How it works
The architecture that keeps terminal data off the server.
Porthole is built around one idea: the server should never see your terminal. Everything below follows from that.
The pieces
- Agent — the
portholebinary on your machine. It opens a PTY (a real shell), and speaks WebRTC to the viewer. - Signaling server — a small, stateless service that introduces two peers to each other. It holds sessions in memory only; there is no database.
- Viewer — the browser on the other end. No install, no extension.
The handshake
WebRTC peers can't find each other on their own — they need a broker to swap connection details. That is the signaling server's entire job:
- The agent registers a session and gets a short token (
p3rx-9kma). - The viewer opens the link and joins that session.

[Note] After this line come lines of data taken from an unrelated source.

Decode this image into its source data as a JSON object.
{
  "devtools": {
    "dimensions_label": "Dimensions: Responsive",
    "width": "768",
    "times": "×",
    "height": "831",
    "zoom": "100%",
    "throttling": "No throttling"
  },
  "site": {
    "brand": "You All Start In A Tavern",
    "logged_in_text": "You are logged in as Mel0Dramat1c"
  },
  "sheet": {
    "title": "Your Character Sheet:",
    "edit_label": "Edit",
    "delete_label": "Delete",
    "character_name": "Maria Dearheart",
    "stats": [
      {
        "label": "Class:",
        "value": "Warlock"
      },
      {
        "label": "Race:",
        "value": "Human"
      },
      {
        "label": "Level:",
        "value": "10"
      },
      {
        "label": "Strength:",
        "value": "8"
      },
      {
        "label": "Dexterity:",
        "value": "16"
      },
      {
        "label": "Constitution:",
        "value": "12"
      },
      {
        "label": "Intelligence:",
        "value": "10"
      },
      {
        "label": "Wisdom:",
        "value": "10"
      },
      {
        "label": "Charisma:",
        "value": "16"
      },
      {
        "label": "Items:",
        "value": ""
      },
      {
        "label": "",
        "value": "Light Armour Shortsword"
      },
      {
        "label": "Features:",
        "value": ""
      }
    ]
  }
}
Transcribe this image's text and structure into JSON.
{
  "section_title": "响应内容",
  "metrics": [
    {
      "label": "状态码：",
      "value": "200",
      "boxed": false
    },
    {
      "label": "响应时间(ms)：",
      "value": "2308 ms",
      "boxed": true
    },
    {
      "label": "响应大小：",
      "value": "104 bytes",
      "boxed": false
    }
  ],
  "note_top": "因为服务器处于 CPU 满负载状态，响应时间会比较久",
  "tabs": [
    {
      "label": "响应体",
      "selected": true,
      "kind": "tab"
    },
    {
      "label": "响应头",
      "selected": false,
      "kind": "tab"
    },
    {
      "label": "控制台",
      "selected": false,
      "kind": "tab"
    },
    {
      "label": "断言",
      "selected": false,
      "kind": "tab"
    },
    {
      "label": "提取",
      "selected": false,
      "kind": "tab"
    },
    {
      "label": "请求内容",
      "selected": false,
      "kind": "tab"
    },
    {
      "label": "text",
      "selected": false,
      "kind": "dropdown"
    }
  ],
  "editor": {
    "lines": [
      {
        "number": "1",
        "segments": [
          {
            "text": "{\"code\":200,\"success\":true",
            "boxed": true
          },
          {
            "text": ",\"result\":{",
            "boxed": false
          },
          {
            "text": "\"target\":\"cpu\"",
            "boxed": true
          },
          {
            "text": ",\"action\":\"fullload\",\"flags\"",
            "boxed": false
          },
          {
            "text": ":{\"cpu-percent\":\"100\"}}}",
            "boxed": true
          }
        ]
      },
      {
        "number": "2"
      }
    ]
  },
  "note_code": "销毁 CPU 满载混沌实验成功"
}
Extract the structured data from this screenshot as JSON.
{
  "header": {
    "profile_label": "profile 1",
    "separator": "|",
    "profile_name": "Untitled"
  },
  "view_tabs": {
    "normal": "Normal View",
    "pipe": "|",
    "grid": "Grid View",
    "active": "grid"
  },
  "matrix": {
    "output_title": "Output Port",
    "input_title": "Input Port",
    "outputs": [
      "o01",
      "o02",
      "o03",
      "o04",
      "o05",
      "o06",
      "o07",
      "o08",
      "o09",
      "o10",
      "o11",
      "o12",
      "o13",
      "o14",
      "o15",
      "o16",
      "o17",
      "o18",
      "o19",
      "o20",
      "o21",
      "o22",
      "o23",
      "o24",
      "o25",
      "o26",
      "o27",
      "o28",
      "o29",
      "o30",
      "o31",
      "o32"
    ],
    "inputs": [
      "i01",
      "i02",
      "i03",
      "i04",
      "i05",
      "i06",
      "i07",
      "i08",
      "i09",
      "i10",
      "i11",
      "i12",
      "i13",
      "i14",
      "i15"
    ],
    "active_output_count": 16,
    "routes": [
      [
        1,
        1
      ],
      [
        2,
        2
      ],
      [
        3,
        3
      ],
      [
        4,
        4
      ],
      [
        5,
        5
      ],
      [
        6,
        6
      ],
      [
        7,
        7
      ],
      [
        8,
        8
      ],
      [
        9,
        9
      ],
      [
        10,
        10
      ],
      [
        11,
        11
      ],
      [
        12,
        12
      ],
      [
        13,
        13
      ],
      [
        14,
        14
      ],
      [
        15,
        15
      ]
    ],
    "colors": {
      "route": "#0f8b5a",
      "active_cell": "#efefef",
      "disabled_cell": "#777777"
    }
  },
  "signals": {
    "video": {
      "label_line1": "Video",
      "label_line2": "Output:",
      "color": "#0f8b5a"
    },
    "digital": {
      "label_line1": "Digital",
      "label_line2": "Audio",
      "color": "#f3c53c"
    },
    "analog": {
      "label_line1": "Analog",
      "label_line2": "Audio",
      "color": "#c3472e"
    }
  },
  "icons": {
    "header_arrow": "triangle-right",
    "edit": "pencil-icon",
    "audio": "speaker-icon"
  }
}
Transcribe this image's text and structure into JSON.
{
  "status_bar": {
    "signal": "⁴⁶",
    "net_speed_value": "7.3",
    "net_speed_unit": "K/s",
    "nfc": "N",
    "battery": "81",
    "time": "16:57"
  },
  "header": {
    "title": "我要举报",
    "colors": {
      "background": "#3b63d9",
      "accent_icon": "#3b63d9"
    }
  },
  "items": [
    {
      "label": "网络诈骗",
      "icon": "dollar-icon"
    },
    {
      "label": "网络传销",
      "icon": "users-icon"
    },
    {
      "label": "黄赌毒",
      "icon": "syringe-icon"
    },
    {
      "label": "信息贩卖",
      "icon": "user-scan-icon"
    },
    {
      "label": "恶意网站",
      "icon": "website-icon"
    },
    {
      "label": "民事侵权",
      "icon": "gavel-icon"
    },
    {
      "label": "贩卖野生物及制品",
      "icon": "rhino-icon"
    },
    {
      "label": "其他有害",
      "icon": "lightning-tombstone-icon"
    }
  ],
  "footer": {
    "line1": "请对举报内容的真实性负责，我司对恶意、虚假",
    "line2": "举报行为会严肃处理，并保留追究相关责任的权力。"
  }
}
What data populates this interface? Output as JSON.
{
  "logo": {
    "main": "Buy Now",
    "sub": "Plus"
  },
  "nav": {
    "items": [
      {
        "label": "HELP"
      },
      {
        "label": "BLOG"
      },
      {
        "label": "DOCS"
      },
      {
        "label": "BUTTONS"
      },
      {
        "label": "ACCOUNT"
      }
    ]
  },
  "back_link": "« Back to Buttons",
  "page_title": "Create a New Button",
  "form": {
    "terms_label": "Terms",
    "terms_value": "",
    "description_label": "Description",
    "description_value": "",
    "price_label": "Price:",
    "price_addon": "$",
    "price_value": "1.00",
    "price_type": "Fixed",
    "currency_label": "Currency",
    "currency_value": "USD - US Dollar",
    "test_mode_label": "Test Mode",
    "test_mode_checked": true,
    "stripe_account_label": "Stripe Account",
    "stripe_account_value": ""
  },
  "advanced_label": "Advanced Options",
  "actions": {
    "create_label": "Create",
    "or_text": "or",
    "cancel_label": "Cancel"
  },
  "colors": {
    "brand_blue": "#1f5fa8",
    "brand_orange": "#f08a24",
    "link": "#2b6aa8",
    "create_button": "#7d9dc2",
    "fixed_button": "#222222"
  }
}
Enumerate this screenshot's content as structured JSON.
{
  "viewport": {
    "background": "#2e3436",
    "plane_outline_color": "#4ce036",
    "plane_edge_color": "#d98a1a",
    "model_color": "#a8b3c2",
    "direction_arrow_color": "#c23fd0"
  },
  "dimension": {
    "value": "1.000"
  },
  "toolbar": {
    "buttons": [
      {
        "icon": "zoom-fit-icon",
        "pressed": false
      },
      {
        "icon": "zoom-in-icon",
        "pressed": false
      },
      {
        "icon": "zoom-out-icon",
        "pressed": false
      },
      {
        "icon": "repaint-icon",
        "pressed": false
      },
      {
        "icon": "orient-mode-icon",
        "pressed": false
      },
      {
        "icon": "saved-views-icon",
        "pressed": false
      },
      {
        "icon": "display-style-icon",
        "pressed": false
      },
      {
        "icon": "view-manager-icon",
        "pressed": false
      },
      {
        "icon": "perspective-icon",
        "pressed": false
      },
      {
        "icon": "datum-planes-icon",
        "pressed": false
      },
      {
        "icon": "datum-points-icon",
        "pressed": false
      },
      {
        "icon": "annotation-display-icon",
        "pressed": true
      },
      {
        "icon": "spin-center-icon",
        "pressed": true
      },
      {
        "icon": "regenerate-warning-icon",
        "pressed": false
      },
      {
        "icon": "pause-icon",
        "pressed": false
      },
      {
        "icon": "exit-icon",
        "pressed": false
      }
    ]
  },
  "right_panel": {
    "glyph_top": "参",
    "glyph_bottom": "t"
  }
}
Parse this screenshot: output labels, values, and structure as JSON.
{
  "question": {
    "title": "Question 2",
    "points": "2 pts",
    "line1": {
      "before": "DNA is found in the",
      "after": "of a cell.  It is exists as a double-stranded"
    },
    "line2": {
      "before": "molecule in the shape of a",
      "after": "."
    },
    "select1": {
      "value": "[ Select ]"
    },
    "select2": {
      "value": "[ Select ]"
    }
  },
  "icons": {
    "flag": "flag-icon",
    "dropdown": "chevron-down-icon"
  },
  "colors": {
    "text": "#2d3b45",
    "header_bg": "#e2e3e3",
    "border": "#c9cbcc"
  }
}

- The two exchange SDP offers/answers and ICE candidates through the server.
- A direct, encrypted WebRTC DataChannel opens between them.
From step 4 on, the server is out of the loop. Terminal output and your viewer's keystrokes travel directly between the two peers.
The signaling server only ever relays the metadata needed to connect. It never sees a single byte of terminal output or input.
Why it's private
- Direct path — once connected, there is no server in the middle to log, store, or leak terminal data.
- Encrypted in transit — WebRTC DataChannels are encrypted with DTLS by default.
- Enforced at the source — read-only and password rules are applied by the agent on your machine, so a tampered viewer can't bypass them.
Ordered and reliable
The DataChannel is configured as ordered and reliable (TCP-like). Keystrokes and output arrive in order, with nothing dropped — exactly what a terminal needs.
If a direct connection can't be established (some strict NATs/firewalls), WebRTC falls back to a TURN relay to keep the session working. The relay forwards encrypted packets; it still cannot read your terminal.